To the display device for displaying the display information received from the external device receives the display control from the smart speaker receives a request from the user, or linked object user is an object operable instructions of the display information to be the display The voice authentication settlement method according to claim 1, further comprising a step of controlling the button object so as to display the display information by providing a control label visible to the user.

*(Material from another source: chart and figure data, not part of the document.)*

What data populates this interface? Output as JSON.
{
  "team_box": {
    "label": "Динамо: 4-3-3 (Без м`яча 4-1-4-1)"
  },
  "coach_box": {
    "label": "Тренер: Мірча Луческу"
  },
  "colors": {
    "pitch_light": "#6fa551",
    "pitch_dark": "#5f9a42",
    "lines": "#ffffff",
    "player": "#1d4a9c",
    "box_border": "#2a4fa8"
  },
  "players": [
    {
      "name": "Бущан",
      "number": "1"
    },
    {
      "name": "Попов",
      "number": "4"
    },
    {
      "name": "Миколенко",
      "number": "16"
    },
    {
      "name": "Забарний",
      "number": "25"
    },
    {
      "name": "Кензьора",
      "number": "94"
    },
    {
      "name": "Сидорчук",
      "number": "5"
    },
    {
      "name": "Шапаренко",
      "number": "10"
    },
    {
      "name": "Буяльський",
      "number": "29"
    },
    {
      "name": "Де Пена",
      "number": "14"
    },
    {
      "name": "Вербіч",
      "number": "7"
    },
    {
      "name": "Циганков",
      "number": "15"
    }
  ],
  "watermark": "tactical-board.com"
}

Audio data receiving means for receiving audio data obtained by a user speaking from a smart speaker having at least a microphone and a speaker;
Authentication means for voice-separating the received voice data, authenticating the target user by performing voiceprint authentication using the voice data of the user who spoke first in time series among the voice-separated voice data ;
Product information receiving means for receiving information identifying the product that the user wishes to purchase from the smart speaker;
Payment processing request receiving means for receiving a payment processing request from a user from the smart speaker;
A payment processing means for executing payment processing in accordance with the payment processing request when the target user has been successfully authenticated , and the authentication means has processed the payment processing request from the user who spoke first Voice authentication is performed using the voice-separated voice data of the user who has spoken next after the user who has spoken first, and the product information receiving means, payment processing request receiving means, and payment processing means for the user who spoke next voice authentication settlement system to run the.